De bemanningsleden die stierven in de Challenger-ramp
Jarvis werd tweemaal door politici uit het vluchtrooster gestoten. Hij werd voor het eerst gefactureerd om zijn reis naar de ruimte te maken in april 1985, maar werd vervangen door senator Jake Garn (R-UT) en werd vervolgens begin januari 1986 terug in de rij geduwd door Rep. Bill Nelson (D-FL). werd aan boord van de noodlottige vlucht van de Challenger eind januari geplaatst.
Michael J. Smith
Net als Scobee, die de vijfde Challenger-missie bestuurde, Michael J.Smith was een Vietnam-dierenarts en kwam rond de eeuwwisseling bij NASA. Hij stond bekend als een slimme student en indrukwekkende atleet die een groot deel van de jaren tachtig besteedde aan het helpen van het ruimtevaartagentschap bij het ontwikkelen van nieuwe onderdelen en procedures voor het spaceshuttle-programma.
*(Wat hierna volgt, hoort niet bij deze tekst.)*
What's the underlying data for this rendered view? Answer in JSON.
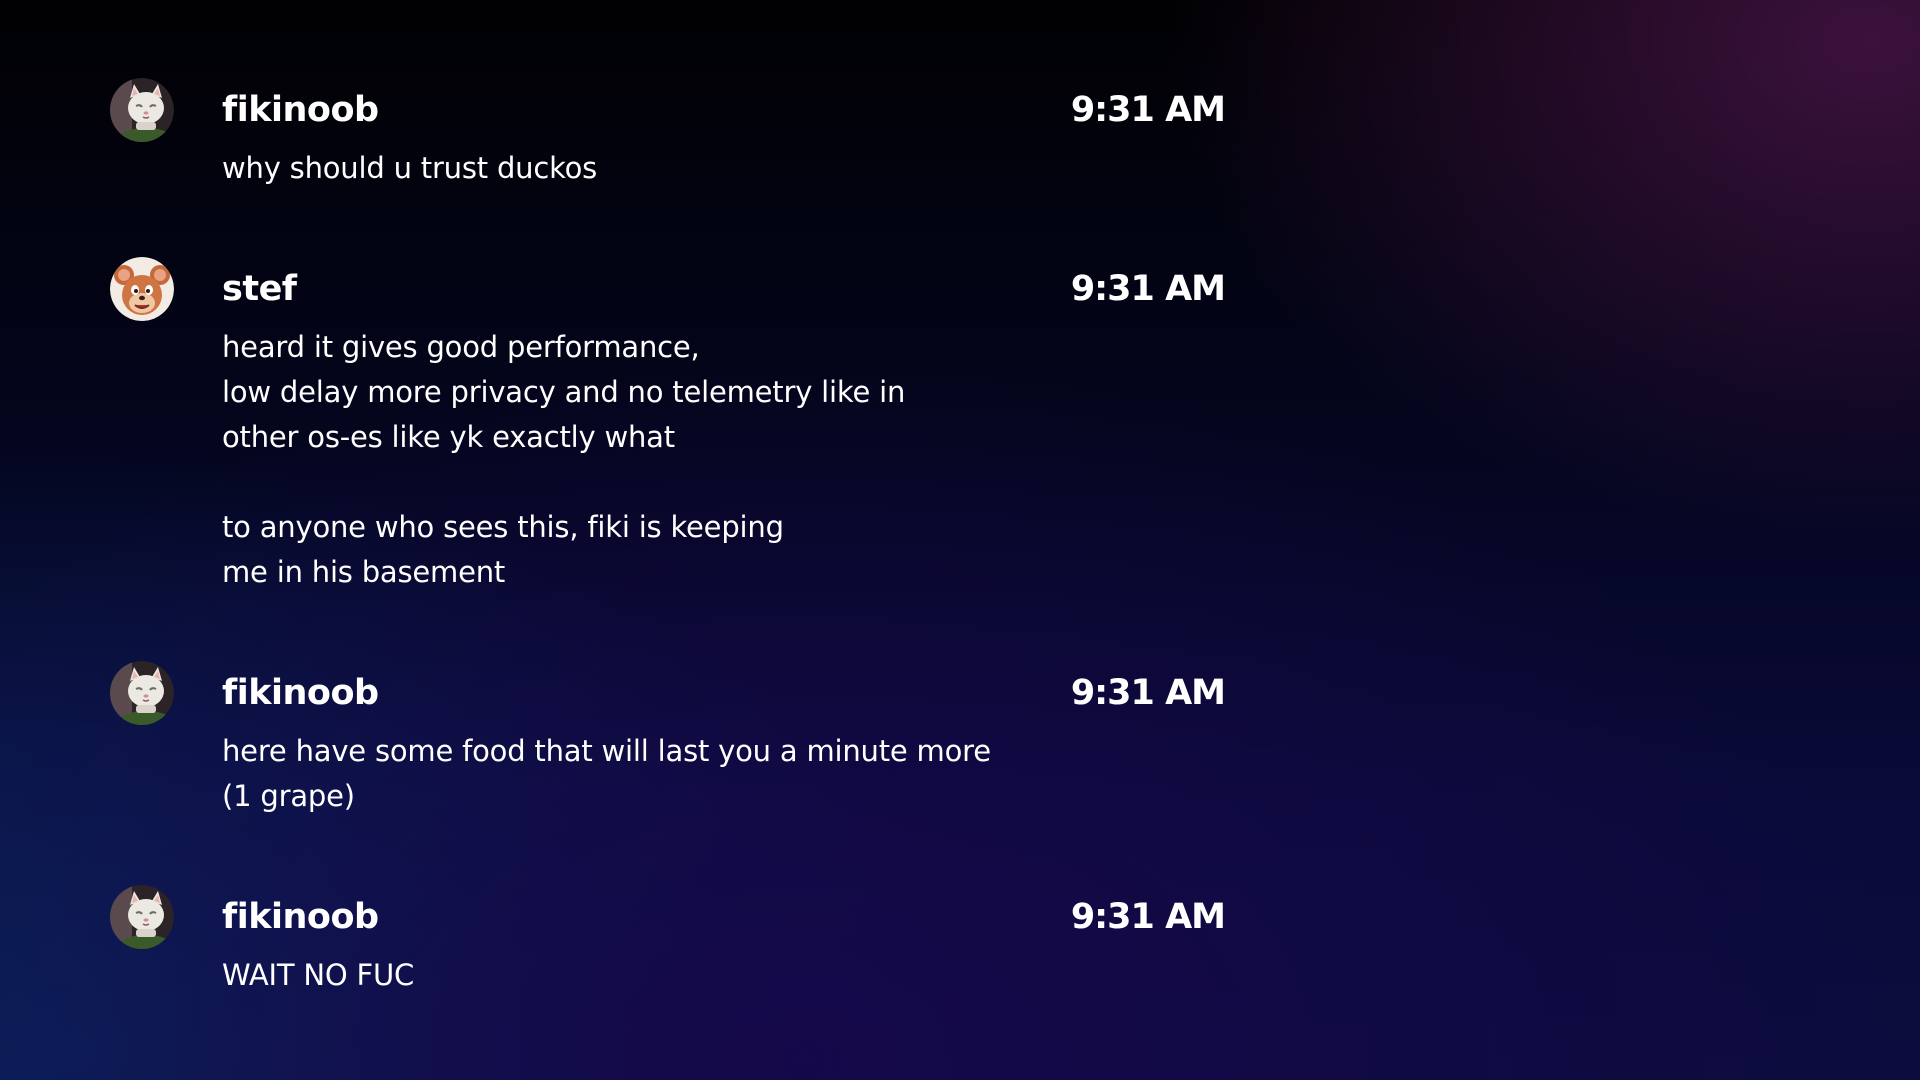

Smith eindigde met het besturen van de Challenger na bijna twee jaar dat hij op de shortlist voor shuttle-vluchten. In 1984 kreeg hij de toewijzing om in november 1985 de tweede vlucht van de Space Shuttle Atlantis te besturen, en hij verving bijna de piloot die een eerdere Challenger-missie vloog, deze in januari 1985, een jaar voor de noodlottige vlucht van de shuttle.
De getrouwde vader van drie kinderen leek vrijwel onmiddellijk na de lancering van de Challenger te weten dat ze in moeilijkheden verkeerden; zijn stem was de laatste die op de cockpitrecorder werd opgevangen, terwijl hij een ingetogen en apocriefe bezorgdheid uitsprak: “Oh oh.”